My rating: 5 of 5 stars
My American Journey: Colin Powell is detailed.
I like the way chapters or sections of a chapter would end with tension or humor that would sum up the entire section, leave it with a desired emotional note. One of my favorites illustrating this point is the chapter on courting Alma Johnson who would eventually become his wife.
Soon after marriage Colin would encounter ‘rivals’ still hoping for the hand of the formerly available Alma Johnson.
Colin ends the section by phrasing it as Alma stuck to a story that they were old friends. Although the phrase ‘stuck to a story’ has a criminal tone to it, the way it was written, I can almost see Colin Powell smile with pride. It was as if to say he had married the most beautiful girl in the world ahead of the two losers.
Abundance of detail is not always good. There were times when my head would shout ‘get on with it Colin.’ I wondered why and the answer I came up with was how many autobiographies have I read?
My American Journey feels long and slow because of the first person perspective which I may not be so accustomed to. The only other general I can remember reading was American Caesar which was not an autobiography and it had a romantic air about it. It helped for the Douglas MacArthur bio that its main body centered on World War II. William Manchester sounded like he was describing a giant; the book had an air of a war film.
Colin Powell talked about everything. His grades; his school life; his Jamaican roots. Appleton Estate Rum is king, serving anything else would be an insult. Did I need to know that? He talks about his career as he had served in Vietnam, Korea, and Germany. The lessons of each would be written in a manner the same as the chapters with Alma’s ‘old friends’.
I especially like one of his military maxims: officers eat last.
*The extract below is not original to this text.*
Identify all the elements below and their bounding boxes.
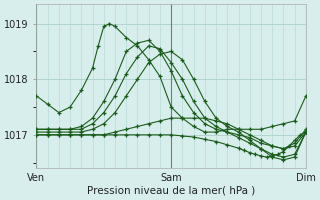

It never ceases to amaze me especially being in a country obsessed with titles that it goes into their heads; that it separates them from the rest of the herd and other niceties. Yet here he is an officer in the army and he thinks about the bottom of the ladder and morale.
Reading his life is like reading someone with an 8-5 job, if a soldier’s life really had those hours. It’s not like reading about tech startups, entrepreneurs who created new markets, sports heroes who basked in public adulation. There’s a restrictive air about it because he was part of the army and the climb up is straight forward.
And that makes him relatable. He is a man from humble beginnings, went up the ladder through just the system.
He would talk about his advance courses, graduate courses, and performance ratings. In between deployments he would talk about vacations with Alma and raising a family. Colin would think about career prospects, stations he would like to serve in, houses he’d need to set up every deployment. There was an interesting entry of having a bigger house as a general overseas than when he was already working at the White House.
It gets better when Colin Powell gets a White House post, from Assisting a Secretary of Defense to National Security Adviser. I can’t be sure if he’s holding back but he seems to like the Republican administrations he served in better than Clinton’s when he was already on the way to retirement.
Colin Powell entered the policy making realm in the near end stages of the cold war. He planned the Gulf War; stating his policies that he always believes will avoid a repeat of Vietnam. He called some shots when the Philippines asked for American support in the 89 coup. These chapters had an historical and international flavor to it, a universe away from the family’s favorite Jamaican rum.
As he did with each station he served in, Colin Powell also stated lessons and insights in these chapters but with a more macro feel; how he runs his office, his meetings, how he deals with cabinet officials and the president.
And for anyone who doesn’t want that many details, a separate page of Colin Powell’s 13 rules is at the end of the book.